• Monica Jackson

8 Ways To Heal- A Cup of Anxiety & Eating Disorder On A Plater

When I drink a coffee there is a good chance it’s a cup of caffeine inspiring motivation that taste delicious! The other is side is liquid anxiety being sipped into my body spinning my mind spinning faster & faster. I used to think there is no telling witch it will be (if I pay attention to my body & thoughts it’s very telling).


My anxiety can function as my greatest enemy & it also provokes my harsh relationship with food. Between the two of them there are days I can’t stop telling yourself mean things. Or I go almost crazy becouse I can’t control what I eat or how active I am.


If you don’t have anxiety the way I would describe it is an edgy improve group in your brain and you just need a one word to spin countless scenarios no one is comfortable with.

At low anxiety I can get distracted & try to do multiple task at once.
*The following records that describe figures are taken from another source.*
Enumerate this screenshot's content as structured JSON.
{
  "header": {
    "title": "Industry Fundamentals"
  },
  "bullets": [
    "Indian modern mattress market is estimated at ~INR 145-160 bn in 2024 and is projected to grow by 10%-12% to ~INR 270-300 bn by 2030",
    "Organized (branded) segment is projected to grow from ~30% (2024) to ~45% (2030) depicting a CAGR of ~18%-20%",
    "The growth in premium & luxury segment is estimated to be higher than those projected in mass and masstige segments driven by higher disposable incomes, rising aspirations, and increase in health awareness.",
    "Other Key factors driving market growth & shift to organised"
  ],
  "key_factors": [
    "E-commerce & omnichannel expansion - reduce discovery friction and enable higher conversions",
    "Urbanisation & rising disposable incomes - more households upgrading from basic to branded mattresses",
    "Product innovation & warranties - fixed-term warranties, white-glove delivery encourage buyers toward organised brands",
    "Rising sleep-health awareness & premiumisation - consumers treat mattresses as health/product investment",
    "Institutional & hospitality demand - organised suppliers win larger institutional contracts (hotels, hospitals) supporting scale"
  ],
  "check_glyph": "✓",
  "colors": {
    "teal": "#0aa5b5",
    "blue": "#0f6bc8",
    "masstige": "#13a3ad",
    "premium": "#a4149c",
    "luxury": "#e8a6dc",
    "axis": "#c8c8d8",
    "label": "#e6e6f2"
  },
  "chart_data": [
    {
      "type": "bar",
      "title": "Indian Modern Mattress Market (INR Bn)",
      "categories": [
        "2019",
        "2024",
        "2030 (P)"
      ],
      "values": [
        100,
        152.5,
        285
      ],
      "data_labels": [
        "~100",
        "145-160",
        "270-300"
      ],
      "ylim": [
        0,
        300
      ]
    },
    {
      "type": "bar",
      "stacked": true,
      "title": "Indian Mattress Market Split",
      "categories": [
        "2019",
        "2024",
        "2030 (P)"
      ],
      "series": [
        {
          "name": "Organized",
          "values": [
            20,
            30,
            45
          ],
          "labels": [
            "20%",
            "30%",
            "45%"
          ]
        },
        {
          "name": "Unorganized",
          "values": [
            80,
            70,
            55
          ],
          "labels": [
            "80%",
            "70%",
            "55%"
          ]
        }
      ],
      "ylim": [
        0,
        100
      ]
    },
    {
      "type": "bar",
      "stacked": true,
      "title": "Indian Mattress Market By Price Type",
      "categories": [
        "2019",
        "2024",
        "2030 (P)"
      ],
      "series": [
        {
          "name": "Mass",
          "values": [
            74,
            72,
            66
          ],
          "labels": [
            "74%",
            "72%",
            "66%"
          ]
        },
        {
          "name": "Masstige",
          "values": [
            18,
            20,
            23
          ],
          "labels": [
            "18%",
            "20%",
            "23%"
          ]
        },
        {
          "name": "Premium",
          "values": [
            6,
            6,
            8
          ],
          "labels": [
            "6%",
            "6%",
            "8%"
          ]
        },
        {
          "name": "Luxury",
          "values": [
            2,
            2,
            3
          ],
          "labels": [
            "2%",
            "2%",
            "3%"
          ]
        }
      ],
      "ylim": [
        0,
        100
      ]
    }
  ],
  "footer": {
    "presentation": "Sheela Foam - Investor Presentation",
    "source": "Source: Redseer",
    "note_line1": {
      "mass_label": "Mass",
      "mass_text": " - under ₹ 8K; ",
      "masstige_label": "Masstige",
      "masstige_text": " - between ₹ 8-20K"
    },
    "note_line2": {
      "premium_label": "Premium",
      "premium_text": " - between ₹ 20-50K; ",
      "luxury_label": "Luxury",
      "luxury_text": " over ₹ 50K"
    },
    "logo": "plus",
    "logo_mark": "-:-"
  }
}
I open an normal sounding email & my heart races a little when my brain goes to the worst possible outcome.

At high anxiety I bite my nails, I can’t put a project down until it is finished. I say no to hanging out with my sweet friends.


My relationship with food could feel like a chore some days, it had gotten to points where my friends have picked up on my struggles (I think that’s both good friends & a deep struggle) I won’t let myself drink very much with friends or I feel guilty if I didn’t eat a healthy meal.


What helps me

  1. Go to counseling, I sear by this one!

  2. Sweating its crazy important for me. There is a noticeable difference in controlling how i feel, like I’m a nut job if I don’t. It doesn’t totally matter how I get sweaty but it does matter that I do it.

  3. Befriend your ego & tell your friends/family about your experience with anxiety or eating disorder (ED) so they can help understand & check in on you.

  4. Ask yourself what you can do now to make your feel better(even for 5 minutes). Some times I have to say by body is tired but my mind is not so I’m going to watch a show till I fall asleep.

  5. My favorite go on a walk & phone a friend.

  6. Have smaller portions of your guilty food & have it every day then it feels normal & less like a treat to feel guilty over.

  7. Track the stages your vice takes, it made me more confident that I was making progress

  8. STOP normalize the freshman 15, commenting on other peoples food, wishing you had an ED. It may seem like not a big deal the language can be very harmful to those struggling or Healing their relationship with food.


Sometimes it’s straight up rewriting my brain, telling myself somedays my body’s gonna need more food then other days. Or Analyzing that I have the urge to bite my nails and asking what is making me feel that anxious and then what can I do to ease up feeling even 5%. Catching the flat out negative thoughts in my head and bulldozed over them with a true story.


It’s not 100% healed but it was the ceiling in my life so it had to go. Know that you are more then then your the accumulation of your struggles.